個別の半導体株には2桁の下落率となる銘柄も
NF日経半導体ETFは日本の半導体株と連動性の高い商品ですので、個別の半導体株の値動きも見ていきましょう。ここでは、東京エレクトロン(8035)、ディスコ(6146)、ルネサスエレクトロニクス(6723)、アドバンテスト(6857)、レーザーテック(6920)を挙げています。
同じ期間において、アドバンテストは9.2%高と大きく上昇しており、これを選ぶことができれば「当たり」でした。しかし、東京エレクトロンは10.3%安、ディスコは13.8%となり、レーザーテックに至っては16.6%安と、かなり大きな下げとなりました。この間の半導体株がかなりの逆風を受けたことが見て取れます。
半導体株は最低売買単位が高額な銘柄が多いです。個別株は100株単位ですので、ディスコは1カ月でざっくり611万円が527万円になり、84万円の損失を抱えたことになります。これはなかなかのネガティブインパクトです。その点、NF日経半導体ETFは1口単位で2000円近辺で購入できます。購入、売却に対する心理的な負担が相対的に小さいという点で、リスクを抑える要素があると言えるでしょう。
上げ局面での果実はしっかり享受
次に、この間の各銘柄の振れ幅を見てみましょう。
NF日経半導体ETFはこの期間、プラス10.5%からマイナス6.2%の範囲で推移しました。一番良い時に売っていれば10.5%のプラス、一番悪い時に売ってしまった場合には6.2%のマイナスであったということになります。
これを見ると、突出して動きが良かったアドバンテストは別格ですが、それ以外の銘柄との比較においてNF日経半導体ETFは、半導体株の動きが良かった時の果実はそれなりに得ることができており、その一方で暴落は回避できています。
じっくり半導体株の成長に期待するのに適した商品
値動きを見た期間では、やや大きめの下落となりました。
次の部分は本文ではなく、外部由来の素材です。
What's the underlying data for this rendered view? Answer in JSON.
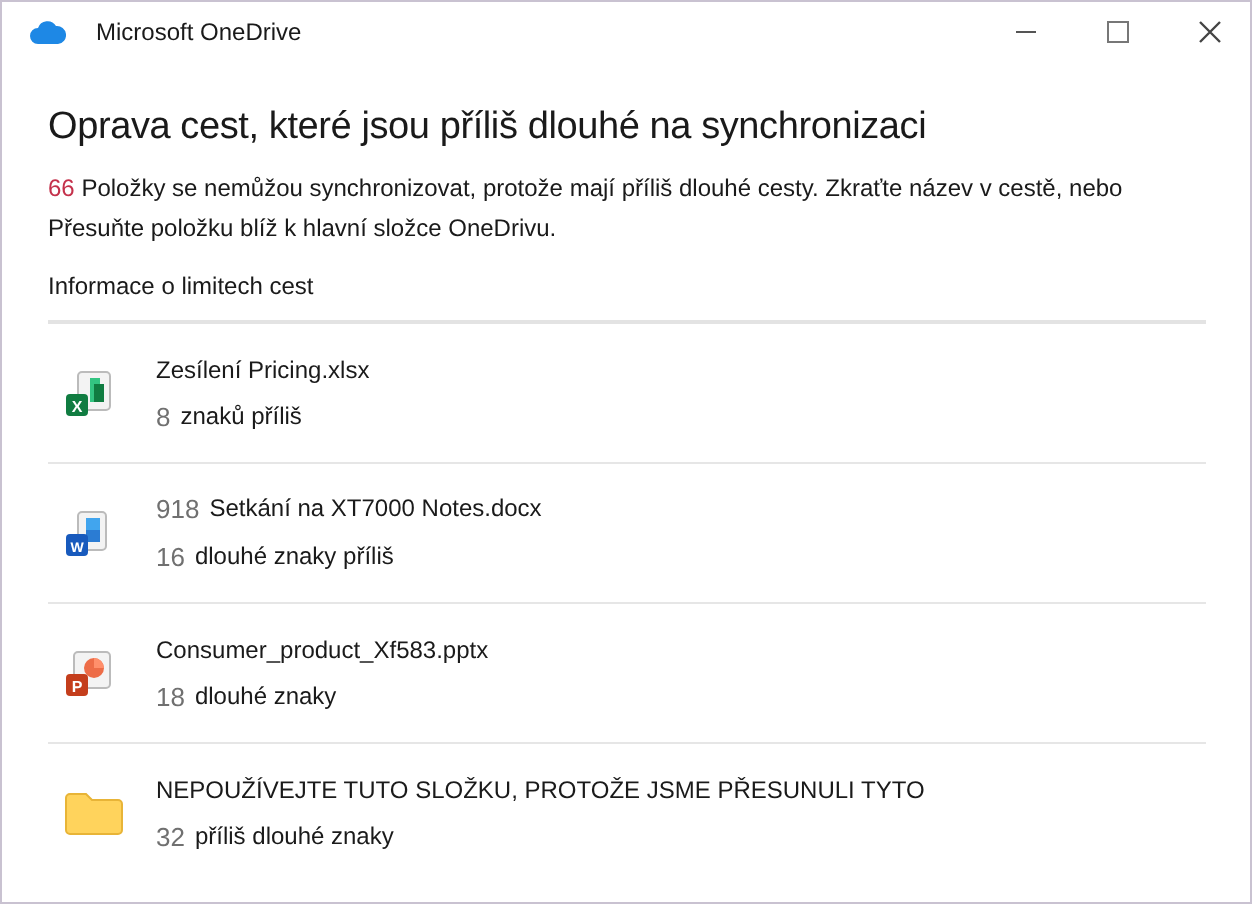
{
  "window": {
    "title": "Microsoft OneDrive"
  },
  "heading": "Oprava cest, které jsou příliš dlouhé na synchronizaci",
  "summary": {
    "count": "66",
    "text": "Položky se nemůžou synchronizovat, protože mají příliš dlouhé cesty. Zkraťte název v cestě, nebo Přesuňte položku blíž k hlavní složce OneDrivu."
  },
  "link": "Informace o limitech cest",
  "items": [
    {
      "kind": "excel",
      "badge": "X",
      "name": "Zesílení Pricing.xlsx",
      "count": "8",
      "detail": "znaků příliš"
    },
    {
      "kind": "word",
      "badge": "W",
      "prefix": "918",
      "name": "Setkání na XT7000 Notes.docx",
      "count": "16",
      "detail": "dlouhé znaky příliš"
    },
    {
      "kind": "powerpoint",
      "badge": "P",
      "name": "Consumer_product_Xf583.pptx",
      "count": "18",
      "detail": "dlouhé znaky"
    },
    {
      "kind": "folder",
      "name": "NEPOUŽÍVEJTE TUTO SLOŽKU, PROTOŽE JSME PŘESUNULI TYTO",
      "count": "32",
      "detail": "příliš dlouhé znaky"
    }
  ]
}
ただ、個別株と比べると相対的に下値は限定的となりました。別の期間で検証した際には、また違った結果となる可能性はあります。ただ、日経半導体株指数に連動することを目的とし、その指数が複数の半導体株で構成されていることを踏まえると、良くも悪くも個別の半導体株に比べて値動きが落ち着くことは期待できます。
買ってみたの回でも、「デイトレにはあまり向いておらず、中長期の視点で半導体の成長を応援したいという方に適した商品」と言うことをお伝えしましたが、実際の検証でもそのような動きが確認できました。半導体の将来性には魅力を感じているものの、個別株は値動きが荒すぎて安心して持っていられない、日中の株価の値動きにはあまり一喜一憂したくない、という方にはNF日経半導体ETFは選択肢となり得ます。
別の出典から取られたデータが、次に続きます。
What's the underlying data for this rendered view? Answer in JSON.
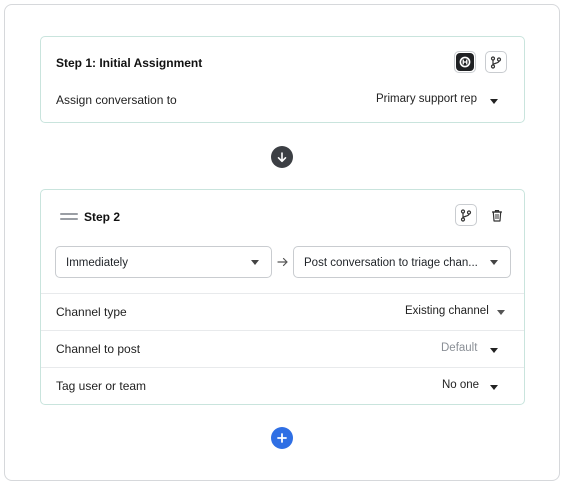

足元では半導体株が調整色を強めており、不安定な動きが続いています。個別銘柄が底を打ったかどうかを見極めるのは、投資の熟練者でも簡単ではありません。また、半導体株が持ち直したとしても、すべての銘柄が大きく上昇するとは限りません。NF日経半導体ETFはこういう時が狙い目かもしれません。リスクとしては、半導体株に対する期待が大きく後退するという点が挙げられます。日本の半導体株が人気になった背景には、米国のエヌビディア(NVDA)が生成AI期待で大きく上昇したことがありますので、米国の半導体株の動向には注意を払っておく必要があります。